Asian markets are showing tentative signs of life today after the sell-everything move lower yesterday. It looks more dead cat bounce than brave new world though as Beijing’s Covid-19 situation has knocked the Ukraine/Russia war, the Federal Reserve, threats of nuclear war from Russia, and even Elon Musk and Twitter off the headlines. I can’t imagine Elon is happy about that. Nothing that a 6,000 km wide (3,728.25 miles for Americans), hashtag etched on the surface of Mars won’t cure.
Covid casts pall over China’s growth
It seems that threats to China’s growth outlook thanks to its Covid-zero policy but begun by its regulatory clampdown and the property developer leverage trainwreck, trumps all as far as financial markets are concerned. That is an entirely reasonable assumption. For over two decades, China’s growth has been as solid an investment as an AAA-rated bond. China stopped the rot in the Asian financial crisis (the 1990’s kids), by not devaluing the yuan. It became the consumer of last resort through and post the GFC. If this party is about to end as leverage, a virus and stubbornness catch up with China, it is indeed a schism, and not just for China.
Part of the problem is that the rest of the world has become addicted to China hitting a stimulate button bigger than anything you could buy in Amsterdam at the first sign of trouble. This time around, China appears to be sticking to its guns and simultaneously trying to deleverage certain sectors (property), while applying targeted stimulus to specific sectors such as SMEs, energy, agricultural production, etc, as it locks down swaths of the country and keeps borders closed to play whack-a-mole with Covid-19.
Little surprise then that news of mass testing and limited lockdowns in areas of Beijing was the straw that broke the camel’s back. Unfortunately, China is finding out what other previously Covid-zero countries have. You have to be right 100% of the time, the virus only has to get lucky once. The incipient relief rally across currencies, equities, energy, and metals that we saw in New York and early Asia is likely to run into a China growth brick wall, as news emerges that China will expand mass testing to the whole of Beijing between the 26th and 30th of April. Asian currencies, including the offshore Yuan, and equities, are showing almost no reaction to the PBOC’s overnight foreign reserve cut for China banks, or further PBOC-speak around adequate liquidity and targeted support measures.
The China growth concerns have subsumed any data releases from Asia today. South Korean Advanced Q1 GDP eased to 3.10%, slightly better than expected. Similarly, Japan’s Unemployment for March fell to 2.60%. The Japanese finance minister has been on the wires denying the US and Japan were planning joint USD/JPY intervention, while also trotting out the usual watching currency markets closely rhetoric. USD/JPY hasn’t moved.
Singapore Industrial Production later today has downside risks, and a soft print may increase pressure on the Singapore Dollar once again, suffering like the Malaysian ringgit, from its high beta to China growth. The Indonesian rupiah weakened notably yesterday, breaking out of its carefully managed multi-month range after President Jokowi announced a palm oil export ban. The government has softened Pak Jokowi’s ban today to processed oils but contained a non-too-subtle warning to the country’s food oligarchs, that if cooking oil disappeared off the shelves again, the ban would be expanded. As I mentioned yesterday, food nationalism is an existential threat to social order and inflation in 2022. The rupiah’s fall won’t be enough to bring forward Bank Indonesia’s tightening schedule, for now.

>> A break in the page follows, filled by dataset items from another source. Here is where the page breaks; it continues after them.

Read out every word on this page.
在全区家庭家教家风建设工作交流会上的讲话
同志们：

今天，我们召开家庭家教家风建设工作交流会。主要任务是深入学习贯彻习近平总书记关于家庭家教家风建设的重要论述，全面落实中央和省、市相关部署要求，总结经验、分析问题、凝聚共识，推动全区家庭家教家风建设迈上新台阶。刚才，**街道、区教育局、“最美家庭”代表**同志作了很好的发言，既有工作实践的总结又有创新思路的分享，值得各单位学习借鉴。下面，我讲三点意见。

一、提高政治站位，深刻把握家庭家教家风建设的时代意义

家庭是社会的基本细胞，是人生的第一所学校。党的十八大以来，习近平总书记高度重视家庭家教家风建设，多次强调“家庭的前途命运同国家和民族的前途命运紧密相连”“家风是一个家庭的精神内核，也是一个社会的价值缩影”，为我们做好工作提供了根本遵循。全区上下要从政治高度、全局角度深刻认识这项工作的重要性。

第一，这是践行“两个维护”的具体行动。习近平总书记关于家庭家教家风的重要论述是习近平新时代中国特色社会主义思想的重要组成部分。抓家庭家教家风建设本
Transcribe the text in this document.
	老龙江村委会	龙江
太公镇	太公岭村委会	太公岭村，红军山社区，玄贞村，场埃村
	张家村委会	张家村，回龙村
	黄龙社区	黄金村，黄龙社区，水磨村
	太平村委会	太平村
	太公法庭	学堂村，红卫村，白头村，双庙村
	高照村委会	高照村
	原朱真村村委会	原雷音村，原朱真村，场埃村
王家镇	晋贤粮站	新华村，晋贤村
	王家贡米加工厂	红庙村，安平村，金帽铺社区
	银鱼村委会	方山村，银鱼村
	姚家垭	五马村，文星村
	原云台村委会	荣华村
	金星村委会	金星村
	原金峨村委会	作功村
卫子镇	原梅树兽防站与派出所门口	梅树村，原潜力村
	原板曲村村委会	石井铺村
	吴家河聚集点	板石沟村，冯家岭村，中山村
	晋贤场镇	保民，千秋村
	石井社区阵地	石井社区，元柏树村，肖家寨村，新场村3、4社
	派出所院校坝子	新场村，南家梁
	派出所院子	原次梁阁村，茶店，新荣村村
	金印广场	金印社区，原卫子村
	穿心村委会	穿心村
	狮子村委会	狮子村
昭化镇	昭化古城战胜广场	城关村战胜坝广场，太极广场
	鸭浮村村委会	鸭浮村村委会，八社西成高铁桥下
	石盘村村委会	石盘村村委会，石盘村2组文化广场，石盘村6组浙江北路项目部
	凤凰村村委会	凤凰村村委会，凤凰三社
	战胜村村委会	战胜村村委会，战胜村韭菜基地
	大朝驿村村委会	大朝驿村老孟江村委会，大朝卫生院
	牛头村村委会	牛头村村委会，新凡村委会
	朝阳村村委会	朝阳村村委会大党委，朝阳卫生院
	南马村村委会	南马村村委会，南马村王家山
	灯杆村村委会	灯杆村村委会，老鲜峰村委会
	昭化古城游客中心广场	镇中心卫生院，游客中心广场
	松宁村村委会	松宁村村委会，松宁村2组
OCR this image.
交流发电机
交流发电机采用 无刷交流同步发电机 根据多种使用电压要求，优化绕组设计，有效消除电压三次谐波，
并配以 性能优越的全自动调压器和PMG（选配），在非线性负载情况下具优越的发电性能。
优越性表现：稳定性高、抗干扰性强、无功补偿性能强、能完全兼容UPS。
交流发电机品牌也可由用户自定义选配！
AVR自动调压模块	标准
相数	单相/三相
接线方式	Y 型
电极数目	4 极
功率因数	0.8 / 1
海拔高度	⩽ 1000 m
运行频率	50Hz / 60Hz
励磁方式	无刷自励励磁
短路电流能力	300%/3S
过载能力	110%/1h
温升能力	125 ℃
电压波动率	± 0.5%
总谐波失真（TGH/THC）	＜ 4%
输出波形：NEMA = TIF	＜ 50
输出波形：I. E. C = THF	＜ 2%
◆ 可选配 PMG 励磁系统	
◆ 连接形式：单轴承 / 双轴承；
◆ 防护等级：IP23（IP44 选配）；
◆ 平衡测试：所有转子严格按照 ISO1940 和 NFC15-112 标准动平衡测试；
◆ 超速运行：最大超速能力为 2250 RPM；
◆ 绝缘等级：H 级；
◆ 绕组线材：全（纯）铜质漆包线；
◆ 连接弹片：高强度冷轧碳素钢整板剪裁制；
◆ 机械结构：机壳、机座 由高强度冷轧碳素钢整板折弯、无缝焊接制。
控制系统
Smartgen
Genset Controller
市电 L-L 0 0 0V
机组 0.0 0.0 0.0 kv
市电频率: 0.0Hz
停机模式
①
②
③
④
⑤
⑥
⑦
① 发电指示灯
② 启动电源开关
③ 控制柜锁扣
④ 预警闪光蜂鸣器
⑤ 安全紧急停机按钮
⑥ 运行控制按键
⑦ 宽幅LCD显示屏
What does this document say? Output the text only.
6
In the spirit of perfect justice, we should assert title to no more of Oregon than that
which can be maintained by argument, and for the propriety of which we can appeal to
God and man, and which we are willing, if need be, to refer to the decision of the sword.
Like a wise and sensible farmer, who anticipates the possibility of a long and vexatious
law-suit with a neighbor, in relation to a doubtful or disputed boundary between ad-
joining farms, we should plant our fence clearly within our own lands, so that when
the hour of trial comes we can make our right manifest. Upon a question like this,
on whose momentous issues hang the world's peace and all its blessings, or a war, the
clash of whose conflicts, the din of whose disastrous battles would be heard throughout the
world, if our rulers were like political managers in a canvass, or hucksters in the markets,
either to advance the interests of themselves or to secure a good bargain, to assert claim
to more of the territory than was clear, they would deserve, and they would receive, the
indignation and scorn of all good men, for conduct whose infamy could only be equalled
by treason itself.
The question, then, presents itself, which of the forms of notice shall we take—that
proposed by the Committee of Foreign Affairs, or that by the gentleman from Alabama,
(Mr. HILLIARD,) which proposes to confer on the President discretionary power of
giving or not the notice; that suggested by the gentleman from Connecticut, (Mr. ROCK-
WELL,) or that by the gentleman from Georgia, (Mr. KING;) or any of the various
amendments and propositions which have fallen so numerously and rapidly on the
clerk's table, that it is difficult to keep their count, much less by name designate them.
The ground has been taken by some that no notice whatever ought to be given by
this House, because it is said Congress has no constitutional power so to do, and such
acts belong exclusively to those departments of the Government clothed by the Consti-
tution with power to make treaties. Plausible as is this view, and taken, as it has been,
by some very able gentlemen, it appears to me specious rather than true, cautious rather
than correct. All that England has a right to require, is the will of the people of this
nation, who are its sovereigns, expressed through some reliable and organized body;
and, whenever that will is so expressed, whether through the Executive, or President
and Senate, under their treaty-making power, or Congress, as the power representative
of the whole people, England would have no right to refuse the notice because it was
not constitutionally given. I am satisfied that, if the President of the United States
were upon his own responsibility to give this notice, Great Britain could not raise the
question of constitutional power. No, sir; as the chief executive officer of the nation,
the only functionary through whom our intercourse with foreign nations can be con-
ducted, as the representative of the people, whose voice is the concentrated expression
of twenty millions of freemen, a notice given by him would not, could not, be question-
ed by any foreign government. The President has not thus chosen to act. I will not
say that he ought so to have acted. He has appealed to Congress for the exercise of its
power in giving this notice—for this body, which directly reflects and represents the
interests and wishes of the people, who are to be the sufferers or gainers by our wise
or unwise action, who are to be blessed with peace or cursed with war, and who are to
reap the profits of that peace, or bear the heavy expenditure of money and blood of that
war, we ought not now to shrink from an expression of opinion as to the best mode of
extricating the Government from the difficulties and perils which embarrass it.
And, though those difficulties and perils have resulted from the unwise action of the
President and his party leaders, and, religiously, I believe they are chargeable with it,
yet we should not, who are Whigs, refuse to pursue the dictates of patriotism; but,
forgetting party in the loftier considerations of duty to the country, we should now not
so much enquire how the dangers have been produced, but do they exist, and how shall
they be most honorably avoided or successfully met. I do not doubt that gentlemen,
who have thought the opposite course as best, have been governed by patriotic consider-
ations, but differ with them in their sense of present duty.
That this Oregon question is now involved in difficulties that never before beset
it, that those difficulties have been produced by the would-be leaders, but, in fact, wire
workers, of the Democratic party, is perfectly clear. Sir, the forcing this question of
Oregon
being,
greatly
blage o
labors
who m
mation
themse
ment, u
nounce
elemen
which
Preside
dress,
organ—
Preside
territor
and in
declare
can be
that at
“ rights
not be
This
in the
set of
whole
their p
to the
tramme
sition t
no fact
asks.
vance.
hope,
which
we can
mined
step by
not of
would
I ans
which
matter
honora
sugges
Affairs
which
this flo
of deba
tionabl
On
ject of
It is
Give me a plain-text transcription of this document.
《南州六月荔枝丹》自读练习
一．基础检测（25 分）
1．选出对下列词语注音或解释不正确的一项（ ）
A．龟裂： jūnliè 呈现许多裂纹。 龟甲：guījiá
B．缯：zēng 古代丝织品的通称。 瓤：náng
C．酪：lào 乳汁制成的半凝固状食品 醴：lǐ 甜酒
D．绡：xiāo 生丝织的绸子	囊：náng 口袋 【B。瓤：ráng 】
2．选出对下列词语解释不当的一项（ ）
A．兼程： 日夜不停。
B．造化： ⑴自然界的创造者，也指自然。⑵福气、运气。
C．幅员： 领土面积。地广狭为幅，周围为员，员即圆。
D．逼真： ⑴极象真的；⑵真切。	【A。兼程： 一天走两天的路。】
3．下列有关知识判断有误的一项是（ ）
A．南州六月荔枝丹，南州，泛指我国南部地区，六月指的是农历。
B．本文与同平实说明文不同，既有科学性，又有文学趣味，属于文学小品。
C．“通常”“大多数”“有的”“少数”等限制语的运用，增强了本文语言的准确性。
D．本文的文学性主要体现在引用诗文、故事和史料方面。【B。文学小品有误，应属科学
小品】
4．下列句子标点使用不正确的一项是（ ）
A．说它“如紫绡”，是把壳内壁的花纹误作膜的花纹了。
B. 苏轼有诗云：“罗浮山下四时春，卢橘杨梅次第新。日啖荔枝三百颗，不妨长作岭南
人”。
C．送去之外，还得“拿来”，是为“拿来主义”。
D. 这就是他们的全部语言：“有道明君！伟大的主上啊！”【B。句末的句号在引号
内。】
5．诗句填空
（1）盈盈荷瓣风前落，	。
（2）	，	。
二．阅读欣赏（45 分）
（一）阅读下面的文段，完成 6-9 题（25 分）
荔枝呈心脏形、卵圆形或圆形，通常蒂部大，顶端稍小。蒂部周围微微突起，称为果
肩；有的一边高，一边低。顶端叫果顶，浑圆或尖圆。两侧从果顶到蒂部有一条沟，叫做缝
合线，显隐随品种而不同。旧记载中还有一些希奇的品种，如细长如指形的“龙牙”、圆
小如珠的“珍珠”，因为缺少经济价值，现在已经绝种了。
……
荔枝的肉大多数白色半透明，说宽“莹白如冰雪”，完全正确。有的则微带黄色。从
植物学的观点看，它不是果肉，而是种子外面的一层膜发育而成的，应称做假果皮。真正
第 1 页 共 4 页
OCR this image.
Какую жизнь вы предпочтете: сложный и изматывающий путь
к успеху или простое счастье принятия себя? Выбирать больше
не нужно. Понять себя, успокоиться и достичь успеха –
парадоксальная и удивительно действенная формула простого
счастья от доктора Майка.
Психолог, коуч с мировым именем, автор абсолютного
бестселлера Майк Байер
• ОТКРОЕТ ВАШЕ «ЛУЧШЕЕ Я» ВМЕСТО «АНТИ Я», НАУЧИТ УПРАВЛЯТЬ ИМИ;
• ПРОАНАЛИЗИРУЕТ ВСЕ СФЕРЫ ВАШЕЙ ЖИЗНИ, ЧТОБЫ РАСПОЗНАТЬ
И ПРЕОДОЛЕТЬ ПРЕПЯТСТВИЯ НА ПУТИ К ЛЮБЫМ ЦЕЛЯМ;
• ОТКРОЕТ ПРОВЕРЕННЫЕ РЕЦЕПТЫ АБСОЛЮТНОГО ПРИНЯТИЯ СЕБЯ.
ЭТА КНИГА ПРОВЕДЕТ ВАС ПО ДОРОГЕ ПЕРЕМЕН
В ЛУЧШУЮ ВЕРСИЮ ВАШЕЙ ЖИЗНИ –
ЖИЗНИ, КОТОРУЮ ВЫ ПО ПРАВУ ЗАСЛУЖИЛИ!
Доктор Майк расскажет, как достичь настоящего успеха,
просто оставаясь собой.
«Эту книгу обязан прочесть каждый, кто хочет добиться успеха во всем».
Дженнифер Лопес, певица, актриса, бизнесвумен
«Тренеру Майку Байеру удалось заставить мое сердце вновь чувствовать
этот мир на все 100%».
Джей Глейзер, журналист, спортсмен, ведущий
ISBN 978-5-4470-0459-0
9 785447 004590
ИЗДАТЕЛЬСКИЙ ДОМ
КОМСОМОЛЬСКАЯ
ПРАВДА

Europe’s data calendar is quiet, but the US releases a swath of data. That includes Durable Goods, S&P Case-Shiller House Prices, the House Price Index, Richmond Fed Manufacturing and Service, as well New Home Sales. Soft data will ease the Fed tightening noise, possibly supporting equities. While firm data is likely to have the opposite effect. Likely we will get a mixed bag with New Home Sales, in particular, having downside risks as mortgage interest rates soar.
With Fed speakers in pre-FOMC media lockdown, the only data that could break the markets out of its hawkish FOMC/China growth funk will be tech heavyweight earnings this week. Today we have Microsoft and Alphabet. Both should have had impressive quarters, but the real meat in the sandwich will be their 2022 outlooks going forward. Softer guidance will have stock markets back to square one once again.